God is with Us

Father John A. Kiley
Posted

The Gospel passage for Christmas Mass during the day is the sublime introduction to St. John’s Gospel account. “In the beginning was the Word, and the Word was with God, and the Word was God,” the beloved disciple penned loftily. In earlier times this Gospel passage was recited as an act of thanksgiving as a celebrant left the altar on his way to the sacristy. It was later incorporated into the liturgy itself as the “Last Gospel” murmured silently by the priest who, with the congregation, genuflected when he reached the solemn words “et Verbum caro factum est,” which is “and the Word became flesh.” The Word’s becoming flesh, that is, the Son of God becoming incarnate as a human being, is underlined by St. John’s further notation that Christ “made his dwelling among us.” In Greek these words actually come across as he “tabernacled among us,” or better he “pitched his tent among us.” One couldn’t get more “down and dirty” than to join an encampment with its primitive shelters, rustic fireplaces, and simple camaraderie. And this is precisely St. John’s point. Jesus Christ as Son of God and Second Person of the Blessed Trinity certainly knew what it is to be fully divine, but through his incarnation came to know what it is to be fully human. Jesus indeed was a man like us in all things but sin. In Christ, God and man meet. Through Christ, God is made readily available, readily accessible, to all mankind. God himself is in the next tent over.

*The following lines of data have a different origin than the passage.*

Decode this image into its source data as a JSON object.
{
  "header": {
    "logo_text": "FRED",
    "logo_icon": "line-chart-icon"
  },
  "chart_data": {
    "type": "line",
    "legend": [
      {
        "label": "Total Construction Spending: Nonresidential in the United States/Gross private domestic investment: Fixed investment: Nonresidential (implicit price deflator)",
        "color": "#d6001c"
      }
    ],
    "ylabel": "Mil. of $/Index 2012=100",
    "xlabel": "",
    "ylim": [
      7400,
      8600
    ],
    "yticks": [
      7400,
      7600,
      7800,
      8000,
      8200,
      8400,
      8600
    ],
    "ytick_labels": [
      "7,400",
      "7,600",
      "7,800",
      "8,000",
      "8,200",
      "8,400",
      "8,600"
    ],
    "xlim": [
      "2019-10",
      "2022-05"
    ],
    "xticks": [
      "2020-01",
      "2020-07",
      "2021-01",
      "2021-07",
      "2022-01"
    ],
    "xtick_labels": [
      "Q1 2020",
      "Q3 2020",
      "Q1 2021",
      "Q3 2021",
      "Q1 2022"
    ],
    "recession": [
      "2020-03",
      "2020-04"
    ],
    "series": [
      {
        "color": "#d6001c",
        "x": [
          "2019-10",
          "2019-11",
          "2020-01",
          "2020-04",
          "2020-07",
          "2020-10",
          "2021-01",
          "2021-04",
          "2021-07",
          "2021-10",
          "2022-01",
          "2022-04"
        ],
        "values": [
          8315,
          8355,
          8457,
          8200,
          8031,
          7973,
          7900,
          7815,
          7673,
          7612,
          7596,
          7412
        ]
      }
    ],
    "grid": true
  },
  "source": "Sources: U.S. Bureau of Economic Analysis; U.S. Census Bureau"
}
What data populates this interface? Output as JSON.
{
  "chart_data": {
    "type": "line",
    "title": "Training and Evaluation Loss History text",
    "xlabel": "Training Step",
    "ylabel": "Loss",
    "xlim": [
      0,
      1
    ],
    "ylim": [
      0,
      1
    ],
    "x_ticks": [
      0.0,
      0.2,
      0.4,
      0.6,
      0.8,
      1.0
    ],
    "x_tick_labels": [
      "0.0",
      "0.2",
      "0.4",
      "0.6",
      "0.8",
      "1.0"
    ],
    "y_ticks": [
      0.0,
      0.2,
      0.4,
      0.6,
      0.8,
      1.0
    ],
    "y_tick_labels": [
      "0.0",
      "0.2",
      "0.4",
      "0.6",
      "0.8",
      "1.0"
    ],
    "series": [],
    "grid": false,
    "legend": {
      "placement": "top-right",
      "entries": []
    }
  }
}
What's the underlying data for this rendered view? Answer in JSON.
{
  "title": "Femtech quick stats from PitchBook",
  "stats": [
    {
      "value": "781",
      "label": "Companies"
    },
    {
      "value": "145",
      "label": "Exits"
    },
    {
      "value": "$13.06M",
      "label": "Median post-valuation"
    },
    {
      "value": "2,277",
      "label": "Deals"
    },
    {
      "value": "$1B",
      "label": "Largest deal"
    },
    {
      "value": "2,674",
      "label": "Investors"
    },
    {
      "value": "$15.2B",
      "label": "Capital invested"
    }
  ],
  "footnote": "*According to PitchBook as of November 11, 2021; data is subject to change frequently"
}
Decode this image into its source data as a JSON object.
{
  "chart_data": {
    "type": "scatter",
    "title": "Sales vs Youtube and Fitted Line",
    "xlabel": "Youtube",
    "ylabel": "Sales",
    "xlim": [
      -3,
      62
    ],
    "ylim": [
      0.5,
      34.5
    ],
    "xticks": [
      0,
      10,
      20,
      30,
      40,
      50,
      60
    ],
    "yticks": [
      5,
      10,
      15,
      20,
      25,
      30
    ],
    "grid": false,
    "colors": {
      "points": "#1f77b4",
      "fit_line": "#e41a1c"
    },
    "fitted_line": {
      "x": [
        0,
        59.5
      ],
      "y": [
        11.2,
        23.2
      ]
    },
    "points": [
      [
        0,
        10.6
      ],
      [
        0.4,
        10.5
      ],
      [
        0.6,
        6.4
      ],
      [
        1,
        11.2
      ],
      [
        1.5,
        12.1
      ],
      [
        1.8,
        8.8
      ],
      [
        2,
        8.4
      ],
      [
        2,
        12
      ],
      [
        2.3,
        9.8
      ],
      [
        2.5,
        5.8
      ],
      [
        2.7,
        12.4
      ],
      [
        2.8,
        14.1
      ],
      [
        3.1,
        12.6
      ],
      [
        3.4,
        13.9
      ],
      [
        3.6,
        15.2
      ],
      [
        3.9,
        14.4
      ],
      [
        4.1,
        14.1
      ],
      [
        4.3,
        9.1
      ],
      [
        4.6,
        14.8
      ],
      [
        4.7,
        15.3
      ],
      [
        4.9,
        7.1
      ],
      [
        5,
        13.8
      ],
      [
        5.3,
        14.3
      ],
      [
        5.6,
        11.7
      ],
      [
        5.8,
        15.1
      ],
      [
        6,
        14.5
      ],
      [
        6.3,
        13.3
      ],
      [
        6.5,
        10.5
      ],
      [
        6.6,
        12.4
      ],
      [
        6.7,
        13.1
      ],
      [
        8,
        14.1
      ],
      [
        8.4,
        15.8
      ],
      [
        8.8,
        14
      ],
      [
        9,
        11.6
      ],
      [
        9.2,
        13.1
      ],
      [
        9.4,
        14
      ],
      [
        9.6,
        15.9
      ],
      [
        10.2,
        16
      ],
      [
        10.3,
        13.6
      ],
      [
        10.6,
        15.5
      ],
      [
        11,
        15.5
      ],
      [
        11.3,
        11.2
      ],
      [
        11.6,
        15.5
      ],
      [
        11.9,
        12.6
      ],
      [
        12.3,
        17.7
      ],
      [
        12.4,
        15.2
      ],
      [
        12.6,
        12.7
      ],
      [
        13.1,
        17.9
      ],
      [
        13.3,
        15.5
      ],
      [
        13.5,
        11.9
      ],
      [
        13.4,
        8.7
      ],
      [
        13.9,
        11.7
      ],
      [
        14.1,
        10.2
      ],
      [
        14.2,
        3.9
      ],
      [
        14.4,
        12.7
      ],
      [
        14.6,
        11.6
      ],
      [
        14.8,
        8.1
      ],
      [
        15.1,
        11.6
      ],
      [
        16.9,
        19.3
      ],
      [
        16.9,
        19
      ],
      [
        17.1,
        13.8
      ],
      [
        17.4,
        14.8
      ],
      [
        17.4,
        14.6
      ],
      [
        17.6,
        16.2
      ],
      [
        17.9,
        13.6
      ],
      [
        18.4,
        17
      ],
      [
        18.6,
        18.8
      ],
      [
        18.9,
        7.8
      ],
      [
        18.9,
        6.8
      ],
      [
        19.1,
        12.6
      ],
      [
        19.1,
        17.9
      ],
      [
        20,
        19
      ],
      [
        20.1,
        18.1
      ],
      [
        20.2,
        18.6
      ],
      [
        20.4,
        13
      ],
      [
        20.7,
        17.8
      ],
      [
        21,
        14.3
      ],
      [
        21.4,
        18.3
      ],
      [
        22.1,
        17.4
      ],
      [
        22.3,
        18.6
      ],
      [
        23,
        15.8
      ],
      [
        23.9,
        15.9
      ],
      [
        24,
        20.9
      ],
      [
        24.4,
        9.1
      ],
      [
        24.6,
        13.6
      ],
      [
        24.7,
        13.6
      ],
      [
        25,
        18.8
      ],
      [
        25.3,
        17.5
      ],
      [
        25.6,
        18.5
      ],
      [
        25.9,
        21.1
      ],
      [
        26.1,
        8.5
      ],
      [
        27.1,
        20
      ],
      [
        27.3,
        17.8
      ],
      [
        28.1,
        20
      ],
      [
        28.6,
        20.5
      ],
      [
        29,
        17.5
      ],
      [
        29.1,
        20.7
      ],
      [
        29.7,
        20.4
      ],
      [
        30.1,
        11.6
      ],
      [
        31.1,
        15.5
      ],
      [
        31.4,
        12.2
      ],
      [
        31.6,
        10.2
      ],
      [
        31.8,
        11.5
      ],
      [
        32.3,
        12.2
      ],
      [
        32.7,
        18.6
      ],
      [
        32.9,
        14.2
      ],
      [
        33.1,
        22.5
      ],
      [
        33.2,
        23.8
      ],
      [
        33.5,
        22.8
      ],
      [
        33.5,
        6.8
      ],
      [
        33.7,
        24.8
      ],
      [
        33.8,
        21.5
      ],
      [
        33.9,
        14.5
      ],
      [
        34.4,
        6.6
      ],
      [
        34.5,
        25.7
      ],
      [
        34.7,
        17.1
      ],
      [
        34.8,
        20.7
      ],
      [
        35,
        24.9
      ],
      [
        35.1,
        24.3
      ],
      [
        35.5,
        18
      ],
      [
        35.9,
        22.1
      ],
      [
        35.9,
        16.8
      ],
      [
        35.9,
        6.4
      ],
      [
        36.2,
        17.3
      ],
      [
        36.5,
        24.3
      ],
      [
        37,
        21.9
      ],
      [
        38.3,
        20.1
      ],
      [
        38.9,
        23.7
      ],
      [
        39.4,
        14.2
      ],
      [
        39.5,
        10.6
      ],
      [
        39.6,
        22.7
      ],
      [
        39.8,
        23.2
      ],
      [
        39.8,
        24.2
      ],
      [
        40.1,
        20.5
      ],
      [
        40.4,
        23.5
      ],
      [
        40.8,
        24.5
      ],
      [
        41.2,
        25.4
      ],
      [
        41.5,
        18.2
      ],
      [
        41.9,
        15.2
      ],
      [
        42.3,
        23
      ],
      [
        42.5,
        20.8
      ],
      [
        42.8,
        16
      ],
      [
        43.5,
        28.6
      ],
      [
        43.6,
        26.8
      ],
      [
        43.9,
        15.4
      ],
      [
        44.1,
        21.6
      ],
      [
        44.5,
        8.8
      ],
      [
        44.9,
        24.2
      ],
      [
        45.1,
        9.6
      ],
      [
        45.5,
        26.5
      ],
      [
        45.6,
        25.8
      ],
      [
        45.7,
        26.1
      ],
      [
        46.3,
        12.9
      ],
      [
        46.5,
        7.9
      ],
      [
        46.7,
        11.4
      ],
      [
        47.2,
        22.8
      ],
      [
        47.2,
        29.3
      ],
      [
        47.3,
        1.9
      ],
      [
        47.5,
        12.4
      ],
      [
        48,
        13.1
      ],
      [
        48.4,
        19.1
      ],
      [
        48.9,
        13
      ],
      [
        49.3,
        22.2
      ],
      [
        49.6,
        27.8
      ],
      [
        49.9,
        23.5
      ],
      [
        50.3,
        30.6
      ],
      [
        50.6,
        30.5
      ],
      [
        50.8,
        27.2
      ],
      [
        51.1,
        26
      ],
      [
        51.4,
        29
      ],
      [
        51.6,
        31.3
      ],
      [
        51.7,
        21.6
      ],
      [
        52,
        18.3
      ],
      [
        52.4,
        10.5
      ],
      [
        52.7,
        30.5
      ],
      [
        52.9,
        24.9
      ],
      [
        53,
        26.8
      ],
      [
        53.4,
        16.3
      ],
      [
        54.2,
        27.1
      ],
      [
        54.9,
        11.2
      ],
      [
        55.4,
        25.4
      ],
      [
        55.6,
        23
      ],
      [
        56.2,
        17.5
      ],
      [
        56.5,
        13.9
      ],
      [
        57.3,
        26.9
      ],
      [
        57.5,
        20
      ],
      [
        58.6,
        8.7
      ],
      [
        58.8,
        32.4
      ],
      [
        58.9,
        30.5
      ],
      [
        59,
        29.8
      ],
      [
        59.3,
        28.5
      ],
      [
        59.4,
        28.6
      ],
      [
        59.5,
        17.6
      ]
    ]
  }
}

Jesus Christ, the Son of God made flesh, now dwelling among mankind, bettered Solomon’s temple in Jerusalem in which the ancient Jews firmly believed the Glory of God dwelt. The Jerusalem temple in turn had replaced the tabernacle or tent which the Jews understood housed God’s Presence as they journeyed through the desert. The wilderness tent, the Jerusalem temple and now the man Jesus Christ were all truly the dwelling places of God with man. God Almighty had pitched his tent among us and could not be closer to the human race. The poet Emerson nicely phrased the mystery, “So nigh is grandeur to our dust, So near is God to man…” Indeed through Christ, God is one with us.
The evangelists St. Matthew and St. Luke underline the humanity of Christ by carefully noting the company the infant Christ kept during his initial days on earth. The shepherds that hurried from the hillsides of Judea to the manger at Bethlehem were not simply a random group of well-wishers. Nor were the Magi who journeyed long from the East merely casual tourists. The shepherds and the Wise Men were deliberately selected in God’s plan to illustrate exactly how close God came to humankind through the incarnation of Jesus Christ.
Biblical commentators report that since shepherds were in daily contact with dirty, smelly sheep, sheep’s manure, sheep’s blood from cuts and scrapes, and insects that buzzed around them, they were often considered “unclean” among Jewish community. This meant that shepherds were often considered not ritually pure enough to worship with God’s people in the Divine presence. Shepherds were generally treated as outsiders. Nonetheless, as St. Luke reports, shepherds were the first ones to be invited to view the Savior who had been born to them! Again, the Lukan Gospel account highlights the nearness of God to man through Christ. “…so nigh is grandeur to out dust…” Jesus has indeed pitched his tent among the outcasts of society.
To this day the Jews of the Holy Land are frequently at odds with their neighbors in the Arab world and with much of Asia Minor in general. The situation was quite similar in the ancient world. The Babylonians, the Assyrians, the Persians, the Greeks, the Romans, et al., were no friends to the Jewish community. And the feeling was mutual. As Psalm II sadly inquires, “Why do the nations conspire and the peoples plot in vain? The kings of the earth rise up and the rulers band together against the LORD and against his anointed…”
Surely St. Matthew had this enmity in mind when he included the visit of the “magi from the east,” as among those who were first to encounter and worship the newborn Savior. They were not well received in Jerusalem. Hence, after reverencing Christ “they departed for their country by another way.” Again, those outside the main stream of Jewish life, foreigners, are granted initial access to Christ.
St. John’s pitched tent, St. Luke’s shepherds, and St. Matthew’s Magi are all cultural, political, and religious statements about the nearness of God in Christ. Emmanuel! God is with us!